Two groups of patients were enrolled: group I (38 patients with CPPD) and group II (22 patients with knee OA). US/PDS examination of the heels was performed to both groups. In the CPPD group, US/PDS examination of the Achilles tendon revealed: calcification in 57.9%, enthesophytosis in 57.9%, enthesopathy

in 23.7%, vascular sign in 21%, bursitis in 13.2%, and cortical bone irregularity in 10.5%. US/PDS examination of plantar fascia in the CPPD group revealed: calcification in 15.8%, cortical bone irregularity in 78.9%, enthesophytosis in 60.5%, and planter fasciitis in 42.1%. In patients with CPPD, age was significantly correlated with enthesophytosis click here and deep retrocalcaneal bursitis (p=0.01 and p=0.04, respectively). Heel tenderness and posterior talalgia were significantly correlated with Achilles tendon enthesopathy, vascular sign, and deep retrocalcaneal bursitis (p=0.0001 for each). Inferior talalgia was significantly correlated with plantar

fasciitis (p=0.0001). The sensitivity of ultrasonography for detection of calcifications in Achilles tendon and plantar fascia was 57.9% and 15.8%, respectively, and the specificity was 100% for both. To conclude, ultrasonographic Achilles tendon and plantar fascia calcifications are frequent findings in patients with CPPD. These calcifications have a high specificity JQEZ5 price S3I-201 purchase and can be used as a useful indirect sign of CPPD.”
“Stable carbon isotope values (delta C-13) obtained from terrestrial plant leaves are increasingly being used to infer palaeoenvironmental

trends.
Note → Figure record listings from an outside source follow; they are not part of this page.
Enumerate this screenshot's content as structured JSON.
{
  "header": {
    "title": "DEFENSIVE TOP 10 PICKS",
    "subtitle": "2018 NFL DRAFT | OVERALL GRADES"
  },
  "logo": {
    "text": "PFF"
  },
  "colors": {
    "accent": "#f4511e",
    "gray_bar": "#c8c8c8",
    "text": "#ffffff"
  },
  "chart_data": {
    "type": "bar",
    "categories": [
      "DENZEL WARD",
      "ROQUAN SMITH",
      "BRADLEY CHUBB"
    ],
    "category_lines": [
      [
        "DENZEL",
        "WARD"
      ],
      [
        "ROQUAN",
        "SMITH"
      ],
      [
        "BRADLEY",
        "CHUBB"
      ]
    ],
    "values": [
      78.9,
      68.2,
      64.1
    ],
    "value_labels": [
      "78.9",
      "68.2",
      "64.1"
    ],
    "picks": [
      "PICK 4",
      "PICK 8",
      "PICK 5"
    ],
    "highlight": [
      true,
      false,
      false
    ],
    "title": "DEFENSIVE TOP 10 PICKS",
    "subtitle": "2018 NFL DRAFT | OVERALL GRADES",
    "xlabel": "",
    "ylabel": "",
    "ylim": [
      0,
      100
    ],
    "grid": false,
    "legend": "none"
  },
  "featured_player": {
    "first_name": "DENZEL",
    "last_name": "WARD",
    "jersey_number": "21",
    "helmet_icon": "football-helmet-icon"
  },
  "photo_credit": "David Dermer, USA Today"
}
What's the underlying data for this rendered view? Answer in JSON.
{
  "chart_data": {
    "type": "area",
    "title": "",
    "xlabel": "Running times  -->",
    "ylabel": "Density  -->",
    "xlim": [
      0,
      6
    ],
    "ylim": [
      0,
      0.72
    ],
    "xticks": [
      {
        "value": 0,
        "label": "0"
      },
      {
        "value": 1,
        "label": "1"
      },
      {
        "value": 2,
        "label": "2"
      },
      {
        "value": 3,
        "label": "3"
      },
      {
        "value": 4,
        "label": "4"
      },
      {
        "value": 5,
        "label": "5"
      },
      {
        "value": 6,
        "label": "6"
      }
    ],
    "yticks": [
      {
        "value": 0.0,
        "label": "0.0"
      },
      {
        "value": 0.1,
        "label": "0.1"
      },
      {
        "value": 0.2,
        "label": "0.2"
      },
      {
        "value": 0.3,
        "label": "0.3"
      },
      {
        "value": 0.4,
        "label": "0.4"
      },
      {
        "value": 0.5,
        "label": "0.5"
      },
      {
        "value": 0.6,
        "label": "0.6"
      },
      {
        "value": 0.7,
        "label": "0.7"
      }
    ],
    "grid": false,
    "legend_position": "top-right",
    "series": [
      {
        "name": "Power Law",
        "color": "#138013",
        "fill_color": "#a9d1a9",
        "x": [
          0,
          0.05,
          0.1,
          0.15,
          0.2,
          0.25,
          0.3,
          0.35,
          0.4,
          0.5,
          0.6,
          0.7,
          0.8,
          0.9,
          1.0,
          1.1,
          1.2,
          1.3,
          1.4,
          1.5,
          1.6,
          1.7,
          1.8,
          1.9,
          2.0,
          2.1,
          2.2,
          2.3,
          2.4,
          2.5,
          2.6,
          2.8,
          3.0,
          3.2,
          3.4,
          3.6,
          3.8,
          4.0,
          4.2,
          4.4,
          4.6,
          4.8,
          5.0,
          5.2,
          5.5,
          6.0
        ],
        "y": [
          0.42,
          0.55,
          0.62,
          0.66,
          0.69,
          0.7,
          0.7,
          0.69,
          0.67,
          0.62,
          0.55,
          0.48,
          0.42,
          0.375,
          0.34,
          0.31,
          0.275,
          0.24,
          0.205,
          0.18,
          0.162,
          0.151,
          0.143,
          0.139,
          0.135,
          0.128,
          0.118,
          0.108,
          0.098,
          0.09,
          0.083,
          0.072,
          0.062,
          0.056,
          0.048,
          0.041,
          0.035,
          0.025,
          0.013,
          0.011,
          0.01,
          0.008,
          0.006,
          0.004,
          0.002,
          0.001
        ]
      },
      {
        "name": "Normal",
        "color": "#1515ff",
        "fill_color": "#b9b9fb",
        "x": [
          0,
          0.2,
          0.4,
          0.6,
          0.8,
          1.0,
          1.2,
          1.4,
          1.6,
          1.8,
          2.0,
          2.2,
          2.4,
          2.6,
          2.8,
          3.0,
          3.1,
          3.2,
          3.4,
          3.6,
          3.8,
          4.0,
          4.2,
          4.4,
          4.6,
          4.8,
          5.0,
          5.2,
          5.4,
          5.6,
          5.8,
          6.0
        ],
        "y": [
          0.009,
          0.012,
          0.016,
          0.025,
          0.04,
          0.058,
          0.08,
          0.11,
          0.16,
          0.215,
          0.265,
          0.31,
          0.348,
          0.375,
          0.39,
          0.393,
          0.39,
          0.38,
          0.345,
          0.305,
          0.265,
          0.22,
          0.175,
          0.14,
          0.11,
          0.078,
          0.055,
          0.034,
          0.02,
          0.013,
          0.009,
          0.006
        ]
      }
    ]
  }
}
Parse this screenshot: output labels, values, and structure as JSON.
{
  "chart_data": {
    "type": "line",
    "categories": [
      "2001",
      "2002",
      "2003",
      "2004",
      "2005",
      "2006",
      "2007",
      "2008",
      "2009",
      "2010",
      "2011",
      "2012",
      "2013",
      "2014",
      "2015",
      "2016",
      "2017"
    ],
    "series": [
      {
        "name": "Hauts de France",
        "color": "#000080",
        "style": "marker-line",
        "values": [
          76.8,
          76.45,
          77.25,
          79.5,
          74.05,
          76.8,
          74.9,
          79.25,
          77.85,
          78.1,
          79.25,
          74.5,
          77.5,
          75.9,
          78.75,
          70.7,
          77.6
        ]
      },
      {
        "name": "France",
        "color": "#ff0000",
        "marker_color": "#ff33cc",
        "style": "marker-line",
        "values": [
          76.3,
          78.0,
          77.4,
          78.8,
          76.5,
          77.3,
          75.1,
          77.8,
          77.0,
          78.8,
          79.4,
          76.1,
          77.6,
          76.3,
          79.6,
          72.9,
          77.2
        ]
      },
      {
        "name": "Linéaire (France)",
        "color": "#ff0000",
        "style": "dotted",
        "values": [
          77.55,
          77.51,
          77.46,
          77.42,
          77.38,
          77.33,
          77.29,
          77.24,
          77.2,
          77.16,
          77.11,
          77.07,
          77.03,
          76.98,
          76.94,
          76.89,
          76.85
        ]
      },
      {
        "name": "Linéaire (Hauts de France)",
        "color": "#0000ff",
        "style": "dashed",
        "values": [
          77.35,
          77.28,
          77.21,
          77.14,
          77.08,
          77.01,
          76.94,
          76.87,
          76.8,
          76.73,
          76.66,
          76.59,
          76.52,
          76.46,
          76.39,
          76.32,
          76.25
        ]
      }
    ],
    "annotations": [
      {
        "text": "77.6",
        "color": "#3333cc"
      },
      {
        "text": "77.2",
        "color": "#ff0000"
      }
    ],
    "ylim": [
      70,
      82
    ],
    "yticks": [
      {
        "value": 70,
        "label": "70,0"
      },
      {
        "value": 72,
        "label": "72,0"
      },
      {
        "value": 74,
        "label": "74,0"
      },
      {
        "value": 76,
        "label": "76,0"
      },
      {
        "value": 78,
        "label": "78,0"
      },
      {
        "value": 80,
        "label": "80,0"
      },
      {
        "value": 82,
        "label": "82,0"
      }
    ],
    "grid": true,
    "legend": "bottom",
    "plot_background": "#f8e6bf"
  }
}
However, there are considerable variations in delta C-13 values even among leaves of a single plant due to different microhabitats, which can bias palaeoenvironmental interpretations. One important factor causing microhabitat variations is leaf position on a tree (i.e. sun and shade leaves). It is extensively known that delta C-13 varies markedly between sun and shade leaves in modern plants, with sun leaves containing more enriched C-13. Yet, the delta C-13 variations of fossil leaves in this respect are not investigated systematically. Here, we examine bulk carbon and nitrogen isotopic variabilities of fossil Liquidambar leaves between sun and shade leaves. For comparison, bulk isotopic data are analyzed in modern Liquidambar. Our results show that carbon and nitrogen content, C/N ratio, delta C-13 and nitrogen isotope composition (delta N-15) are notably different between sun and shade morphotypes in modern Liquidambar. When these criteria are applied to fossil Liquidambar, we found that the difference in stable carbon isotope compositions between fossil sun and shade morphotypes is narrow (only 0.33 parts per thousand) and statistically not significant (P > 0.2).